The last 48 hours in Venice have been dominated by talk of Madonna’s film W.E., the tale of American socialite Wallis Simpson, the Duchess of Windsor, and her third husband, the Duke of Windsor, who became Britain’s King Edward VIII, surreally spliced with a love story set in 1998 Manhattan—or "a beautifully crafted, passionate tale about the search for true love in the modern world, viewed through the prism of one of history’s most fabled romances" according to the official synopsis.
W.E. was always going to be the sitting duck of The 68th Venice Film Festival, and on first encounter it certainly has all the hallmarks of another Madonna film just waiting to be torn apart by the critics: Wally Winthrop (Abbie Cornish) is stuck in an abusive marriage, becomes fixated with the upcoming auction of the estate of the Duke and Duchess of Windsor, and then finds salvation when she falls in love with the Russian security guard she sees every day while fondling objects from the estate at Sotheby’s. The security guard turns out to be a piano-playing intellectual. (“I love Russians … they’re usually unfairly portrayed in films as either gangsters or hedonistic billionaires,” Madonna said Friday. “But all the Russians I know are intellectuals or musicians.”) All this is intertwined with the parallel story of Edward VIII’s abdication, so we flick between times and between Wally and Wallis, occasionally seeing them in the same scene consoling one another or having a brief exchange.
The film’s main problem is that Andrea Riseborough (best known in the U.K. for her BAFTA-nominated performance as Margaret Thatcher for BBC) is simply too good. Her beautifully poised, mesmerizing performance, capturing what Riseborough describes as an “unmoving, intense androgyny, with [nevertheless] this beautiful aesthetic,” leaves you wanting to fast forward through all of the scenes set in 1998 (which are almost unwatchable in comparison, teetering between implausible and hackneyed) and step back into the altogether more authentic and fascinating world of the duchess. Madonna has made it clear that she didn’t want to create a biopic, that she created Wally because she felt the movie “needed a point of view,” and she “wanted to use the auction as a device to go back and forth” and therefore “[needed] to create a modern day character that was at that auction.” She clearly believed this device would make the story more accessible and relevant. If only she’d had the courage or experience to trust that Riseborough’s performance, combined with Arianne Philips’s beautifully detailed costumes and Hagen Bogdanski’s (The Lives of Others) striking cinematography, would be more than enough.

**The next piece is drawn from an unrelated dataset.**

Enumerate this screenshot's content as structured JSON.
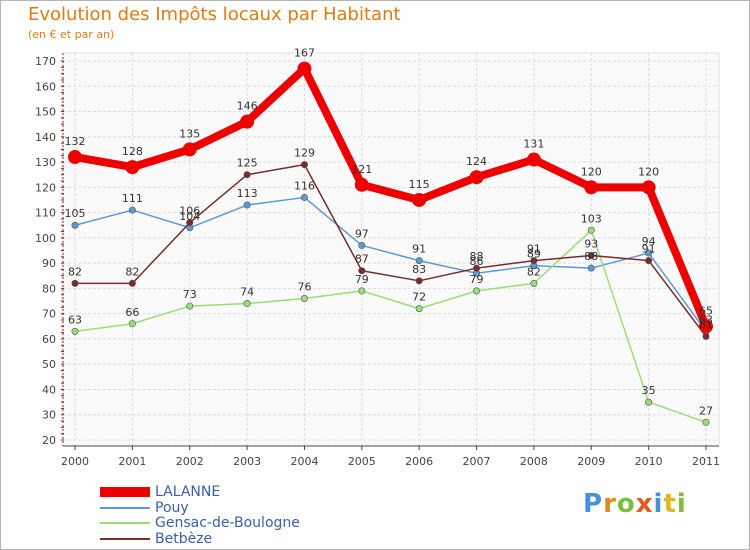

Yes, she over-egged the pudding, but W.E. is a drastic improvement on her previous film, Filth and Wisdom, and provokes an important discussion on what Madonna described Friday as “a pattern we have in society, when women have some kind of power and we don’t understand them … we have to diminish them by turning them into heretics and burning them at the stake … we can’t come to terms with a powerful, childless woman.” There is no doubt that Wallis bore the brunt of the blame for Britain losing its rock-star king, viewed at best as the brazen, married American who came in and stole Edward away from the country, and at worst labeled a Nazi, a man, or a whore—or all three. Madonna certainly succeeds in creating the “more well-rounded portrayal of Wallis” she hoped to, and in attempting to shed light on how difficult it must have been for the demonized Simpson—a view echoed by Riseborough when I ask her whether she feels Wallis was a scapegoat. “Of course,” she said.

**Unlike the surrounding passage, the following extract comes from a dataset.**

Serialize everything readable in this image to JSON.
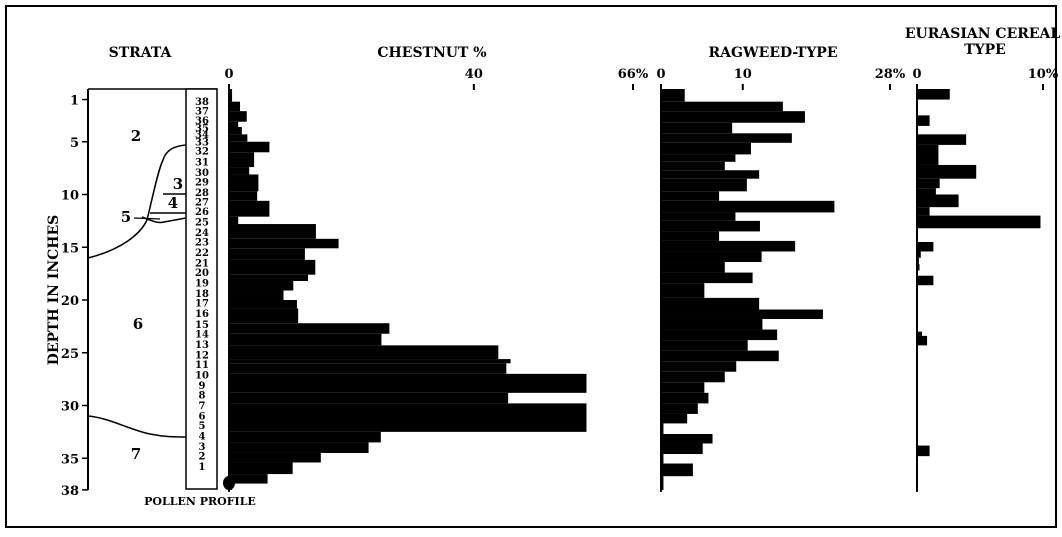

In researching and making the film, Madonna seems to have laid to rest some of her own demons, having not only been an outsider but also often reduced to a sound-bite herself. She’s also tussled with issues of female identity. When asked what advice she’d give to young women, she simply replied: “Get a life,” the words of the duchess when she stumbles across a downtrodden, broken-looking Wally standing and staring at her as she struts past. It is these three words that encapsulate the film’s greatest achievement. By creating a somewhat incomprehensible, unsympathetic character in the form of pathetic, delusional Wally and a strong, witty, fearless Wallis, Madonna is able to send out a message loud and clear to young women: stop feeling sorry for yourselves and get a life—good advice from one of the world’s most famous and successful women, who described herself during our discussion of the film as “not a feminist” but rather “a humanist.” Amid the endless whingeing and empty rhetoric of the “feminazis” that seem to dominate all debate on women’s issues, this is certainly a welcome point of view.